In 1933, Mr. Ridley Griffiths, Principal of the Mount Best Primary School, decided to run speech competitions within the school. He engaged an independent adjudicator and these ran for several years. In that time it grew so popular that the competitions expanded to incorporate singing, music and instrumental work. It was moved to Toora and became known as the 'South Gippsland Music and Speech Festival'.

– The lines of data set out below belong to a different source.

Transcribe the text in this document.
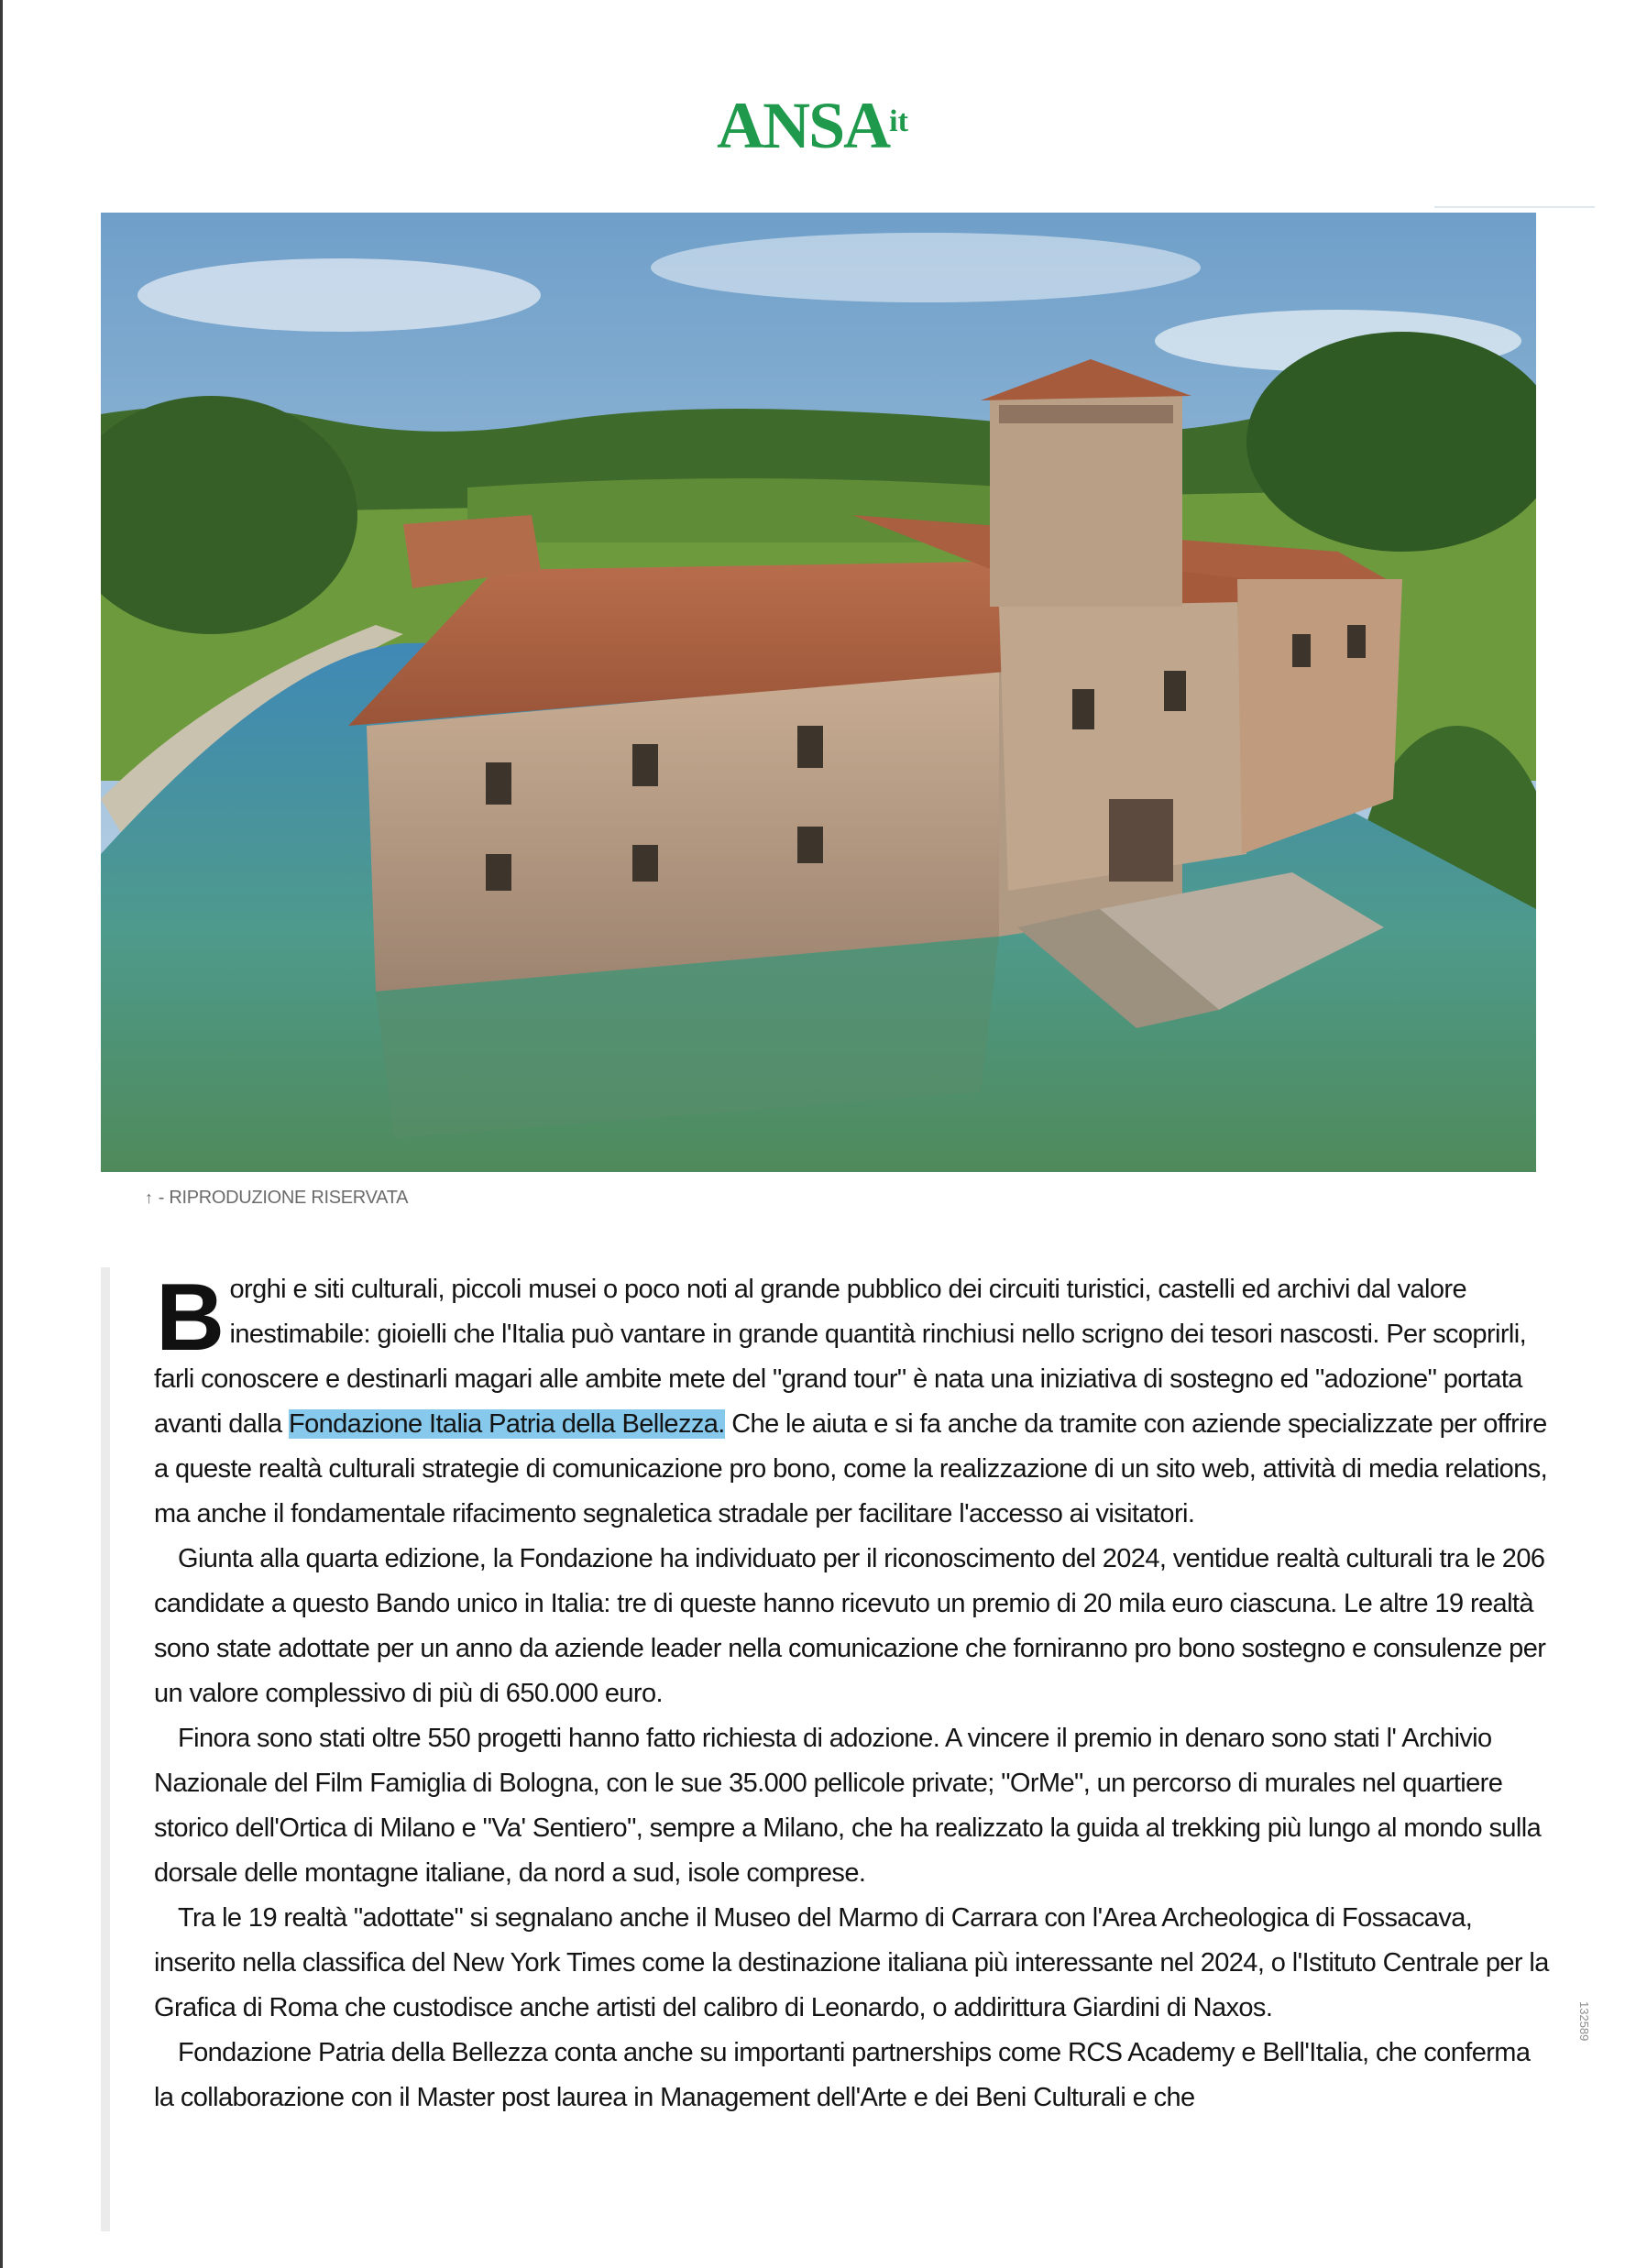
ANSAit
↑ - RIPRODUZIONE RISERVATA

Borghi e siti culturali, piccoli musei o poco noti al grande pubblico dei circuiti turistici, castelli ed archivi dal valore inestimabile: gioielli che l'Italia può vantare in grande quantità rinchiusi nello scrigno dei tesori nascosti. Per scoprirli, farli conoscere e destinarli magari alle ambite mete del "grand tour" è nata una iniziativa di sostegno ed "adozione" portata avanti dalla Fondazione Italia Patria della Bellezza. Che le aiuta e si fa anche da tramite con aziende specializzate per offrire a queste realtà culturali strategie di comunicazione pro bono, come la realizzazione di un sito web, attività di media relations, ma anche il fondamentale rifacimento segnaletica stradale per facilitare l'accesso ai visitatori.

Giunta alla quarta edizione, la Fondazione ha individuato per il riconoscimento del 2024, ventidue realtà culturali tra le 206 candidate a questo Bando unico in Italia: tre di queste hanno ricevuto un premio di 20 mila euro ciascuna. Le altre 19 realtà sono state adottate per un anno da aziende leader nella comunicazione che forniranno pro bono sostegno e consulenze per un valore complessivo di più di 650.000 euro.

Finora sono stati oltre 550 progetti hanno fatto richiesta di adozione. A vincere il premio in denaro sono stati l' Archivio Nazionale del Film Famiglia di Bologna, con le sue 35.000 pellicole private; "OrMe", un percorso di murales nel quartiere storico dell'Ortica di Milano e "Va' Sentiero", sempre a Milano, che ha realizzato la guida al trekking più lungo al mondo sulla dorsale delle montagne italiane, da nord a sud, isole comprese.

Tra le 19 realtà "adottate" si segnalano anche il Museo del Marmo di Carrara con l'Area Archeologica di Fossacava, inserito nella classifica del New York Times come la destinazione italiana più interessante nel 2024, o l'Istituto Centrale per la Grafica di Roma che custodisce anche artisti del calibro di Leonardo, o addirittura Giardini di Naxos.

Fondazione Patria della Bellezza conta anche su importanti partnerships come RCS Academy e Bell'Italia, che conferma la collaborazione con il Master post laurea in Management dell'Arte e dei Beni Culturali e che

132589
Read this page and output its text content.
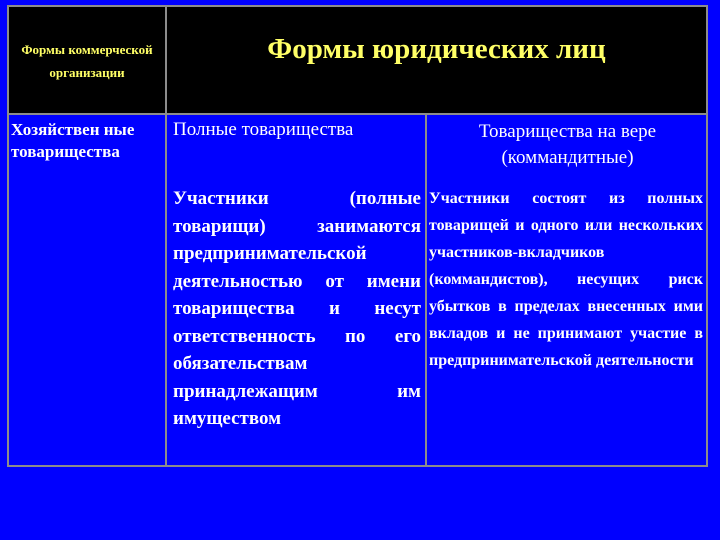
Формы коммерческой организации
Формы юридических лиц
Хозяйствен ные товарищества
Полные товарищества	Товарищества на вере (коммандитные)
Участники (полные товарищи) занимаются предпринимательской деятельностью от имени товарищества и несут ответственность по его обязательствам принадлежащим им имуществом
Участники состоят из полных товарищей и одного или нескольких участников-вкладчиков (коммандистов), несущих риск убытков в пределах внесенных ими вкладов и не принимают участие в предпринимательской деятельности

World War 2 broke out and it went into recession until the early 1950's. It continued at Toora until 1959, when a fire broke out in the hall where the competitions were held. As a result, the committee approached Yarram for the use of the Strand Hall whilst their own was being rebuilt. Problems arose in Toora and the festival was passed over to Yarram, so a new committee was formed. This was in 1960. In 1961 it was the first Yarram Eisteddfod in its own right, although it retained the name of the 'South Gippsland Music and Speech Festival'. The Strand Hall was eventually demolished and for the following 2 years it was held at the Yarram High School, and then transferred to the Regent Theatre, where it has been held ever since.
In the 1970's, it was renamed The South Gippsland Eisteddfod - Yarram', and held this title until Shire amalgamations in 1994, when it became The Yarram Eisteddfod Inc.' to avoid confusion with the South Gippsland Shire of which we are no longer a part.
It has, in its time, seen many young students go on to successful careers after their talents were brought out by exposure to these competitions. This unique Eisteddfod stands as a very proud organisation within this community, and it is interesting to note that Mrs. Belle Fanner from Melbourne, who has adjudicated at Yarram for many years has chosen The Yarram Eisteddfod' as a case study for her thesis in her Masters Degree - we see this as a wonderful compliment to our local Eisteddfod.
Some years ago Mr. Ridley Griffiths was in this area and was thrilled to know that the Eisteddfod was still going strong. He contacted Secretary Judith Summers where he wrote of his joy at the continuation of competitions which had its origins at Mount Best so many years before. Mr. Ridley Griffiths stayed in contact with the Yarram Eisteddfod for many years, following its progress with interest.